Last night, four memoirsts (myself included) read at the invitation of St. Paul poet laureate Carol Connolly as part of her remarkable, long-running reading series. This is the series' thirteenth year, and the monthly event now takes place in the University Club on Summit Avenue in a lovely big room with a coffered ceiling, an enormous white-brick fireplace, and tall arched windows that look out on the Mississippi River. Anybody's prose would sound good in a place like that.

But Connolly chose well, and the three other women who read—well, their prose would sound good anywhere.

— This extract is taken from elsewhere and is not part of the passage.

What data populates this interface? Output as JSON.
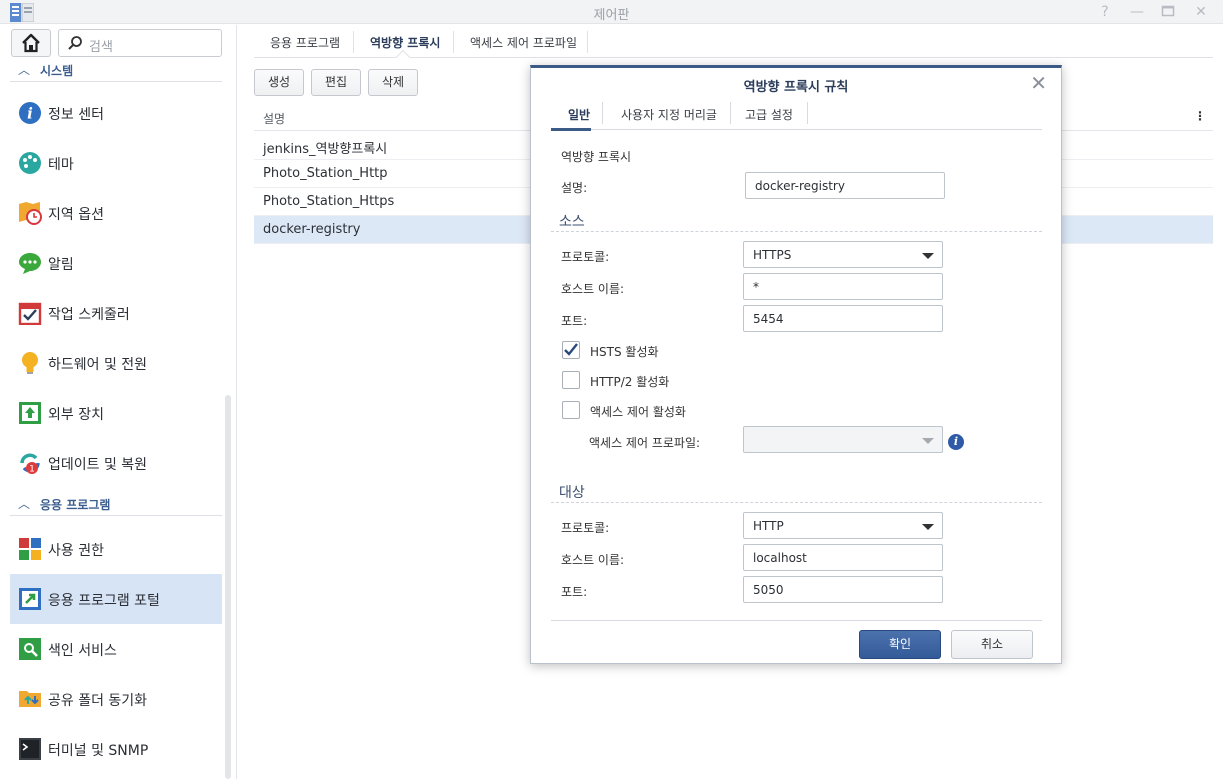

Patricia Weaver Francisco (author of "Telling"), Margot Fortunato Galt ("Turning the Feather Around"), and Elaine Wagner ("Feeling the Distance") amused and delighted the substantial audience, who filled the chairs, crowded together on a side ledge, sipped goblets of red wine, laughed generously, took pictures, looked out the big windows at the sparkling river, and, when the time came, bought books, God love 'em.

There were common themes among the essays, however inadvertent: travel, loss, beauty and grief. Francisco's essay, "Cezanne's Pipe," was about traveling to France with her husband to heal after the death of her mother. Galt--resplendent in a fuschia skirt and blue stockings--wrote with humor about traveling abroad with her daughter. And when she was done, Connolly said, "We all know that daughter. Some of us have been that daughter."

And Wagner, a retired librarian from Highland Park, delighted the crowd with her funny, poignant essay about fleeting beauty, aging, and loneliness, all framed in a walk through her neighborhood. "I want to explain the Sean Connery reference," she said, before beginning. "It sounds like we are intimate. I want to explain that he's a narrative device." And the crowd laughed appreciatively—and laughed again when Connery made his appearance in the essay, dressed in a kilt, with the wind blowing through.

As Connolly passed a red cookie tin through the crowd—not for us to take cookies from, sadly, but for us to put money into, to help support Public Arts St. Paul---Marcus Young took the podium. Young is St. Paul's artist in residence (and how I love living in a city with an artist in residence), and the genius (so says Connolly, and who would disagree?) behind Everyday Poems for City Sidewalk.

He was there to announce the winners of this year's sidewalk poetry competition, those five lucky people whose short poems will be pressed into wet cement all over St. Paul this coming summer. "Ten days ago, we selected five winners," Young said. There were 584 poems entered, by 362 people. His goal, he said, is to get everyone in St. Paul to enter the competition. "I think it is our civic duty to submit poems," he said. "Because there is a poet in all of us." The submissions "made us think and made us laugh." They touched on all kinds of topics—sports, chores, the weather, "and, always, the love of St. Paul." The winners: Michael Murphy, Michael Russelle, Louis diSanto, Sara Clark, and Lillian Rupp, age 9, who wrote the shortest poem, just six words: He's fat. My fault. No walks. Genius! "The goal is to slowly turn St. Paul into a book," Young said. "Thank you for helping pave St. Paul's streets with poetry." The next Carol Connolly reading will be June 15, to celebrate Bloomsday. She promises great words, and live music.